A new wave of Japanese samurai bond issuance could be on the way from Latin America, thanks to a combination of possible US interest rate hikes and a growing need among Japanese investors to diversify their portfolios.
| Latin American borrowers used to be frequent users of the samurai market in late 1990s, so simply|
they are coming back to the market
The samurai market has been a popular destination for Latin American issuers in the past, but there has been only a modest stream of deals since the onset of the global financial crisis, mostly from sovereigns. However, this could be about to change as the economic conditions for Japanese investors and Latin American borrowers become conducive to new deals.

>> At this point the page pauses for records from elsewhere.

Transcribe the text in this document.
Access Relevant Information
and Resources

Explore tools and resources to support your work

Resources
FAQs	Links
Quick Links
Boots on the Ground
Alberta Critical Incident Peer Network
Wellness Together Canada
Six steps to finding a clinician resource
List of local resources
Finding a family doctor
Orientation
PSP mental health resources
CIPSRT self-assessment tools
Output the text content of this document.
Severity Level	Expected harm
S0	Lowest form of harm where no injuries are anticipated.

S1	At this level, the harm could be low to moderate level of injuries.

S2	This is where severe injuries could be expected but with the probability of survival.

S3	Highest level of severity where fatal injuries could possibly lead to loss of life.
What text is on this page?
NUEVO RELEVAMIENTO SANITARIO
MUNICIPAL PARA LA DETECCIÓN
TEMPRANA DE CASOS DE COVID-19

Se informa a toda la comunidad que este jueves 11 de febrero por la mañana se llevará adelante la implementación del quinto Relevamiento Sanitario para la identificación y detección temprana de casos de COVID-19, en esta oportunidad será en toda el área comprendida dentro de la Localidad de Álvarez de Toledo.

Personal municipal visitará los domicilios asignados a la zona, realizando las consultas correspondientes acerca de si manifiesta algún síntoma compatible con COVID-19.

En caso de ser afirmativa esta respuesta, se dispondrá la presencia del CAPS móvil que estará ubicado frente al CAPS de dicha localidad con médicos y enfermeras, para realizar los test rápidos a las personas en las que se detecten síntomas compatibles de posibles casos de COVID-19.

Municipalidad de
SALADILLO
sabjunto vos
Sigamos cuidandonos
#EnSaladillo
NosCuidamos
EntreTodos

“Latin American borrowers are keen to come over here,” says Masaya Mizobuchi, head of the global capital markets promotion department at Mizuho Securities. “I would hope that Latin America could become potentially approximately 20% of the samurai market.”
Way to go
It has a considerable way to go before hitting that figure. The samurai market generated a total of $24.6 billion in deal proceeds in 2014, of which only $591 million (2.4%) came from Latin America via one deal. In 2013, the region provided 4.8% of the market, with one $821 million trade out of a total of around $17 billion.
The most recent samurai from Latin America was Mexico’s $591 million issue in July last year, which was arranged by Citi, Mizuho and Nomura. It was the sovereign’s third deal following a $821 million trade in July 2013 and $1 billion in 2012. Bankers now feel that appetite is there for deals from Latin American financial issuers, and perhaps corporates too.
“I believe that the IADB general meeting in Busan will help the momentum of Japanese investors thinking about LatAm credit, both in the sovereign and financial institution space,” said Naoyuki Takashina, joint head of international DCM at Nomura, ahead of the meeting.
Among corporates, Mexican oil company, Pemex, held an investor day in Tokyo last November amid rumours that it could be considering a non-JBIC guaranteed samurai. Mizuho, Sumitomo Bank, Bank of Tokyo Mitsubishi and Nomura organized the roadshow. If Pemex did press ahead with a deal it would be only the second Latin American corporate to do so after the region’s largest wireless carrier América Móvil. The Mexican firm issued $156 million equivalent in the samurai market in October 2011 in a deal that was expected to spur further corporate issuance from the region. However, it remains the only such issuer so far.
“Latin American borrowers used to be frequent users of the samurai market back in late 1990s, so simply they are coming back to the market,” says Shohei Takahashi, joint head of international DCM at Nomura. “It is also possibly connected to the rate hike in the US, which will have some impact on their funding costs. Japanese rates on the other hand are expected to stay fairly stable, so would provide a good opportunity for issuers.”
|Building out Latin America's bond markets|
Any sovereign or financial institution in Latin America could be a candidate to issue a samurai, he says. “It may be a bit premature for corporates from Latin America to issue samurai bonds due to their [lack of] name recognition in Japan,” he concedes.
Reiko Hayashi, managing director and head of Japan global capital markets at Bank of America Merrill Lynch, says: “Since the financial crisis, risk appetite from Japanese investors has become stronger and we have seen several LatAm issuers tap the Japanese market.”
Hayashi also expects an increase in samurai issuance from Latin America, but she highlights the potential restraints on a market that has burnt some investors in the past.
“I expect to see issuance from Latin America increase gradually. In the past, Japanese investors had a hard time over Argentina, so it really depends on the name and credit rating,” Hayashi says. “Would it happen for lower-rated countries? I’m not so sure.”
While LatAm is expected to become an increasingly prominent issuer of samurai bonds, European entities dominated the market in 2014 with a 68.2% share of bond volume, up from 57.6% in 2013. Australasia took second place in the table and North America was third.
“Now, with Japanese investors struggling to make a good return on investment, they are trying to diversify, and some of the Latin American countries have good enough credit ratings for them,” says Kaneyoshi Muramatsu, director, global capital markets promotion department at Mizuho Securities.
However, the stronger-rated LatAm sovereigns have good market access elsewhere: triple-B rated Panama sold a $1.25 billion 2025 bond with a 3.75% coupon in early March at 178bp over treasuries, a deal that attracted $6 billion in orders. But the samurai market could offer diversity.
“I am talking about countries like Mexico or Chile,” Muramatsu says. “There’s a good success story behind that over the past few years, and that has paved the way for Latin American issuers.”